Attorneys in consumer-based practices such as family, personal injury and estate law must be particularly careful to advise and educate clients about how and when to preserve and purge digital information, a panel of experts advised audience members at an ABA Techshow program Friday.
One problem? “Most firms really don’t know where data resides,” said John Simek, co-founder of Sensei Enterprises, a computer forensics and information technology support company. “Although data is generally housed with a service provider, it can also be written to the authoring person’s hard drive.”
With social media, lawyers must consider who else may have received data, such as a downloaded photo from Facebook, often without the author’s (or client’s) knowledge. That data may still reside on the receiver’s hard drive and resurface at a later date.
“Twitter has every single tweet ever made,” Simek explained, a common practice among social networking sites.

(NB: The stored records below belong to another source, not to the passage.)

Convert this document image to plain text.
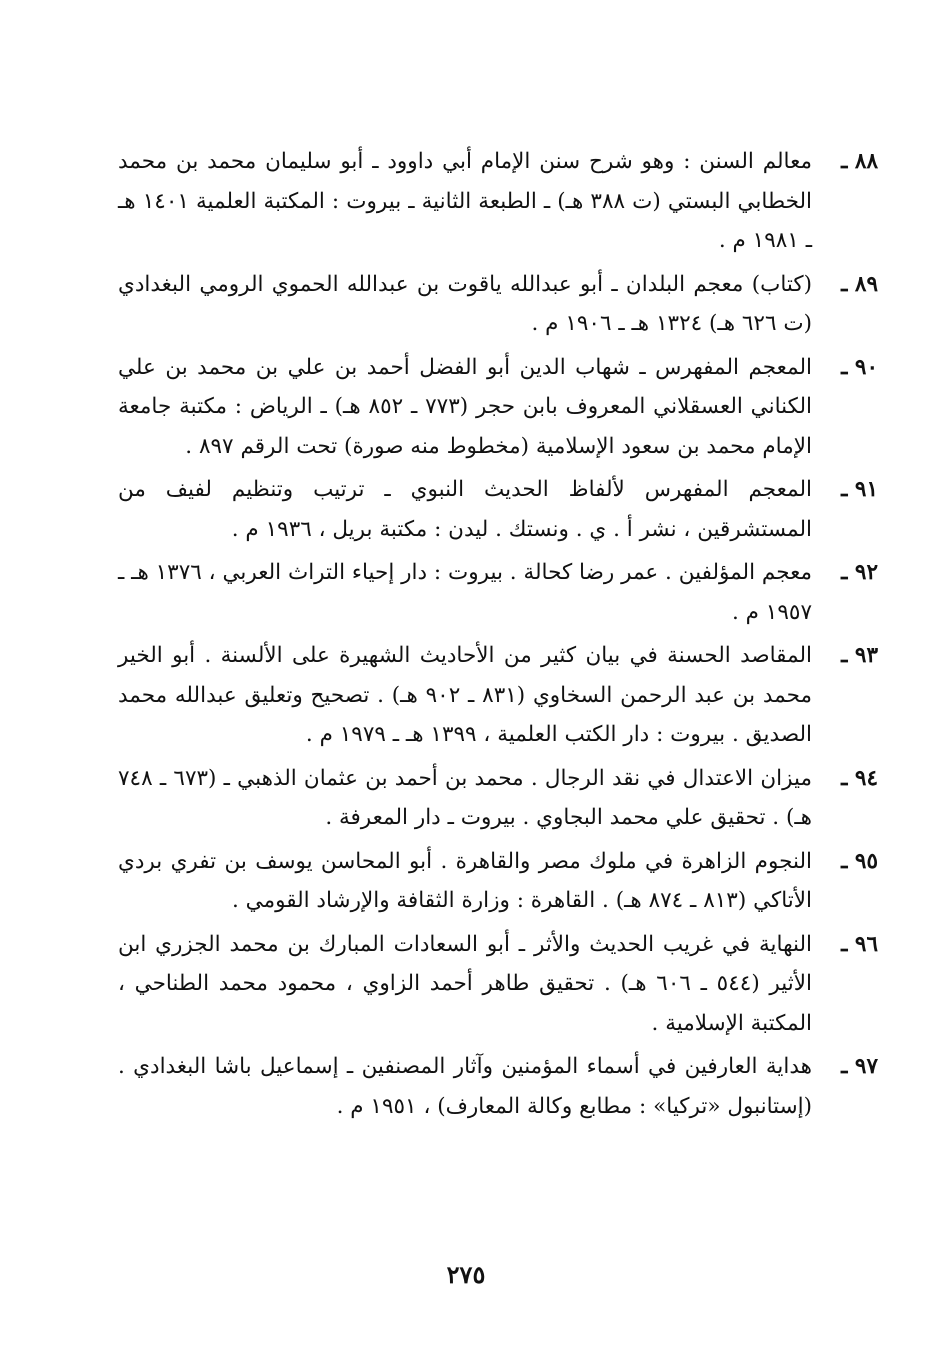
٨٨ ـ
معالم السنن : وهو شرح سنن الإمام أبي داوود ـ أبو سليمان محمد بن محمد الخطابي البستي (ت ٣٨٨ هـ) ـ الطبعة الثانية ـ بيروت : المكتبة العلمية ١٤٠١ هـ ـ ١٩٨١ م .
٨٩ ـ
(كتاب) معجم البلدان ـ أبو عبدالله ياقوت بن عبدالله الحموي الرومي البغدادي (ت ٦٢٦ هـ) ١٣٢٤ هـ ـ ١٩٠٦ م .
٩٠ ـ
المعجم المفهرس ـ شهاب الدين أبو الفضل أحمد بن علي بن محمد بن علي الكناني العسقلاني المعروف بابن حجر (٧٧٣ ـ ٨٥٢ هـ) ـ الرياض : مكتبة جامعة الإمام محمد بن سعود الإسلامية (مخطوط منه صورة) تحت الرقم ٨٩٧ .
٩١ ـ
المعجم المفهرس لألفاظ الحديث النبوي ـ ترتيب وتنظيم لفيف من المستشرقين ، نشر أ . ي . ونستك . ليدن : مكتبة بريل ، ١٩٣٦ م .
٩٢ ـ
معجم المؤلفين . عمر رضا كحالة . بيروت : دار إحياء التراث العربي ، ١٣٧٦ هـ ـ ١٩٥٧ م .
٩٣ ـ
المقاصد الحسنة في بيان كثير من الأحاديث الشهيرة على الألسنة . أبو الخير محمد بن عبد الرحمن السخاوي (٨٣١ ـ ٩٠٢ هـ) . تصحيح وتعليق عبدالله محمد الصديق . بيروت : دار الكتب العلمية ، ١٣٩٩ هـ ـ ١٩٧٩ م .
٩٤ ـ
ميزان الاعتدال في نقد الرجال . محمد بن أحمد بن عثمان الذهبي ـ (٦٧٣ ـ ٧٤٨ هـ) . تحقيق علي محمد البجاوي . بيروت ـ دار المعرفة .
٩٥ ـ
النجوم الزاهرة في ملوك مصر والقاهرة . أبو المحاسن يوسف بن تفري بردي الأتاكي (٨١٣ ـ ٨٧٤ هـ) . القاهرة : وزارة الثقافة والإرشاد القومي .
٩٦ ـ
النهاية في غريب الحديث والأثر ـ أبو السعادات المبارك بن محمد الجزري ابن الأثير (٥٤٤ ـ ٦٠٦ هـ) . تحقيق طاهر أحمد الزاوي ، محمود محمد الطناحي ، المكتبة الإسلامية .
٩٧ ـ
هداية العارفين في أسماء المؤمنين وآثار المصنفين ـ إسماعيل باشا البغدادي . (إستانبول «تركيا» : مطابع وكالة المعارف) ، ١٩٥١ م .
٢٧٥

And even if clients are aware of the existence and location of photos of opposing parties frolicking on the beach in Florida two weeks after a major car accident, that doesn’t guarantee they’ll be able acquire the incriminating pictures. Many social networking sites won’t produce data without authority from the account holder.
Under the Electronic Communications Privacy Act, unless a court order is granted, lawyers must rely on opposing parties to contact the social networking site, collect and produce the data, which raises questions about completeness and authenticity, the panel noted.
Lawyers can also decrease the burden of e-discovery if they narrow the issues before they request mountains of electronically stored information, said U.S. District Judge David Waxse of Kansas. “Simply because it’s a divorce case, that doesn’t mean you get all the ESI the other party has ever created.”
“If you know what you’re looking for, it will be easier to narrow down the discovery,” added Simek, who suggested lawyers often overemphasize the need to mine for metadata, which can add unnecessary time and cost, particularly in small disputes. “Often it’s the content you are dealing with,” Simek says, “and lawyers won’t have as many problems as they can contrive or think of.”